"I have found being a priestess is not static. My priestessing has changed, and continues to transform over time. I am a priestess once by her call. I am a priestess once for experience. I am a priestess once by recognition...No one need be alone...I have cut a path through uncharted territory. I hope that now, when others hear her call, there will be a path to follow."

--Jade River, Three Times a Priestess in Stepping Into Ourselves by Goddess Ink

Last week a good friend who is also a long-time member of my women's circle, brought me a surprise gift. My friend is not particularly demonstrative, so I was deeply touched by her offering. Shown in the picture above, it is a "riverkeeper" sculpture from Bell Pine Art Farm.

 

The water can hear you.
Bring your voice! Pour
your heart into the river.
Say "Thank you. I love you.
I promise to care for you...
 
With purest intention,
may all water be BLESSED,
restoring it to life sustaining balance.
 
You are the river!
 
--Bell Pine Art Farm

When she gave it to me, she said, "this made me think of you. You are a powerful witch. You gather the women and welcome them into your home."

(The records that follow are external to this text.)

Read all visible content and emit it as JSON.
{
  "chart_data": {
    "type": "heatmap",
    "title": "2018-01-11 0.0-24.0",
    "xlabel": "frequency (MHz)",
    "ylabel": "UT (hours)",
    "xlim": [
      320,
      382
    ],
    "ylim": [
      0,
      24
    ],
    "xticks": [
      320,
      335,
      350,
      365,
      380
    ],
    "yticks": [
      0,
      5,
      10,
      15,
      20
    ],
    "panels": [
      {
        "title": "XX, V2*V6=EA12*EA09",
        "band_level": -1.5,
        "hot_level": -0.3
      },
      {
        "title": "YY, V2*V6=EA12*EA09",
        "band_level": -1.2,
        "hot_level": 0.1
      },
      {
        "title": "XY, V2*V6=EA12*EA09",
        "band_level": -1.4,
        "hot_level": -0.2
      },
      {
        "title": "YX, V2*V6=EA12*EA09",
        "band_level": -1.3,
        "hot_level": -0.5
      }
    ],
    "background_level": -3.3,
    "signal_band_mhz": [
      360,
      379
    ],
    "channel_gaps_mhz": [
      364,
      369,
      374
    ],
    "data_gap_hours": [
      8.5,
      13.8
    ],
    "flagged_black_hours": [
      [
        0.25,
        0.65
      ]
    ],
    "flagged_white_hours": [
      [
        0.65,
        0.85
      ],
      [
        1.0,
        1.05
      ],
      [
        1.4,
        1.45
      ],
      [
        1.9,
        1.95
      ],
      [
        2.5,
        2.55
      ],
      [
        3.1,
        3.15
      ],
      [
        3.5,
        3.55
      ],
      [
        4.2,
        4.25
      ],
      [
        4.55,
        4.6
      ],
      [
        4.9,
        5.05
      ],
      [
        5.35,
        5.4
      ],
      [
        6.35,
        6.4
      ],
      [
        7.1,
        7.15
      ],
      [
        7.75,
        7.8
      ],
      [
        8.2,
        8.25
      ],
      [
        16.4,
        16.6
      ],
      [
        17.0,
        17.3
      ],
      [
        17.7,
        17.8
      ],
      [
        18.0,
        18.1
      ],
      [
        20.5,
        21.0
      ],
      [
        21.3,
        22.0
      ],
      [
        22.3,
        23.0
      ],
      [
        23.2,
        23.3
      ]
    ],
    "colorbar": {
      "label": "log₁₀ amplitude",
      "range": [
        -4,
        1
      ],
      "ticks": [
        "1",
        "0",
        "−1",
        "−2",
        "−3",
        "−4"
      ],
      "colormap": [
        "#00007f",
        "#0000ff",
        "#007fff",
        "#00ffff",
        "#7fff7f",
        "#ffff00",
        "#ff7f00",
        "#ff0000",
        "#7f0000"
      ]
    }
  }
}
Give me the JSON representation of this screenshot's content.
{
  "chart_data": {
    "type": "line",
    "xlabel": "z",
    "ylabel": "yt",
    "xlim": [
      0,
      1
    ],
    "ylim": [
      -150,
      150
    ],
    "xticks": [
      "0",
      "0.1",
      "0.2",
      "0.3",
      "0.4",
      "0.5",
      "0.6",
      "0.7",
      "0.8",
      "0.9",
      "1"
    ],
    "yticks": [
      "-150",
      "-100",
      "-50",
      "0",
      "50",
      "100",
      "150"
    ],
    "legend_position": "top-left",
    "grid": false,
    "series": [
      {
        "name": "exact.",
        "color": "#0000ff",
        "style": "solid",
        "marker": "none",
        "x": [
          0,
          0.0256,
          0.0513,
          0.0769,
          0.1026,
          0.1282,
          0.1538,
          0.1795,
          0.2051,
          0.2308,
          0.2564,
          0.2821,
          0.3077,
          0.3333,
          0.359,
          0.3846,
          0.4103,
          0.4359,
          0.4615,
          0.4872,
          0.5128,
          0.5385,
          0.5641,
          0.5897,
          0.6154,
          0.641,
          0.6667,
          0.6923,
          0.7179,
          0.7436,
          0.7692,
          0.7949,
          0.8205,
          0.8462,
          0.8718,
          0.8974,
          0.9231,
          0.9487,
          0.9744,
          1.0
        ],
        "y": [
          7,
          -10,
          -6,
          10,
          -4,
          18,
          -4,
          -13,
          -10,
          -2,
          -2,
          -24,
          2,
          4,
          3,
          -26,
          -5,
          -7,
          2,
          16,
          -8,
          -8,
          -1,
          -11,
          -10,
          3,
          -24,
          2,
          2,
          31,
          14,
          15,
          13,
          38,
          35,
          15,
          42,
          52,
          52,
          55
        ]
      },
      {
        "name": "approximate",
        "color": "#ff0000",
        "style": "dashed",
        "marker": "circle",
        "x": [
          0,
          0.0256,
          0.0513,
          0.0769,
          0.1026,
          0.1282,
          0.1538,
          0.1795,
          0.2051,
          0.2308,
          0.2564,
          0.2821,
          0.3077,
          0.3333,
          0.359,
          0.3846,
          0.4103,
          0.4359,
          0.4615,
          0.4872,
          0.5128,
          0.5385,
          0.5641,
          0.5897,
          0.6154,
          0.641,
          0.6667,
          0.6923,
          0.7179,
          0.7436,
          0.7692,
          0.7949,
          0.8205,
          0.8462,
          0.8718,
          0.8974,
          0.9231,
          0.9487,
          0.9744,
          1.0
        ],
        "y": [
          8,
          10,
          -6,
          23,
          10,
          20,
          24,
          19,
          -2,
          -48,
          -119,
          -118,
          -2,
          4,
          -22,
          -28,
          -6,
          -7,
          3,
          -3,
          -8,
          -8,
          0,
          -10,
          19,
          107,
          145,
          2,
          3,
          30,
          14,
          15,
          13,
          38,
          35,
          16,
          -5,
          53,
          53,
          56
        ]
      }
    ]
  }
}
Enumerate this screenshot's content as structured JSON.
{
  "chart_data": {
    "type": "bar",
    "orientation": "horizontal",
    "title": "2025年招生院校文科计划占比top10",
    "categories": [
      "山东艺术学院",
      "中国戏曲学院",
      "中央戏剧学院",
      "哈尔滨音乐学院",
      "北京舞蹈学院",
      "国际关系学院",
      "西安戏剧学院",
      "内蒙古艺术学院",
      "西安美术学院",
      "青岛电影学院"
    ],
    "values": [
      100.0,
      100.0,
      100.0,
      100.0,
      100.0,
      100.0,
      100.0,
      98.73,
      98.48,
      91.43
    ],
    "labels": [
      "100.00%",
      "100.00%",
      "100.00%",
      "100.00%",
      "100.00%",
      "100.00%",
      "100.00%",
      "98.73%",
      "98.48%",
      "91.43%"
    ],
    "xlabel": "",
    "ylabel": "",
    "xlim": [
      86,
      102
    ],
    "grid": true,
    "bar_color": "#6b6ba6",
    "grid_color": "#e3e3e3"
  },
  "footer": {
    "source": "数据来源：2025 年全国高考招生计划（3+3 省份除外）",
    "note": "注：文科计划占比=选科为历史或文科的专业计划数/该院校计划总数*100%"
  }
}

While I don't think of myself as a witch and find the best personal match in the word priestess, this sculpture carried an additional reminder to me as her open mouth and sense of swirling voice brought back the memory of one of my most potent spiritual experiences. Several years ago I had laryngitis and was completely mute. I woke up in the morning with a crystal clear vision of the earth, suspended in space, and feeling awe-struck at the majesty and complexity of this planet whirling through space, part of the vast, unfathomable universe. It seemed so clear to me that I was seeing the “invisible net of incarnation” of which we are all a part, the earth held in this enormous web of the universe. Upon rising for the day, I was thinking about my ideas about divinity and reflecting on my cosmological view of the universe as the “body” of the Goddess and the idea that the very web of life itself is the Goddess. Accompanying the sense of majesty was then a profound sense of impersonality. So, as I sat at my little corner altar in the living room, I asked (silently—I had laryngitis, remember!): “what do I need to know about the personalization of the divine?” I drew a Crone Stone from my little bag by the altar...

Remember the laryngitis and then also imagine the huge smile on my face when the stone I drew was, “The Speaker,” with the questions included in the interpretation, “is your voice being heard?” and “how will you share your voice with the world?” And then the final message, “let your voice pour forth like a flowing river…” At this moment I felt I had received an answer to my wonderings—that the Universe/Goddess is both as enormous and impersonal as my vision of the web holding the earth and yet also personal enough to offer me this cosmic "wink" through my Crone Stone.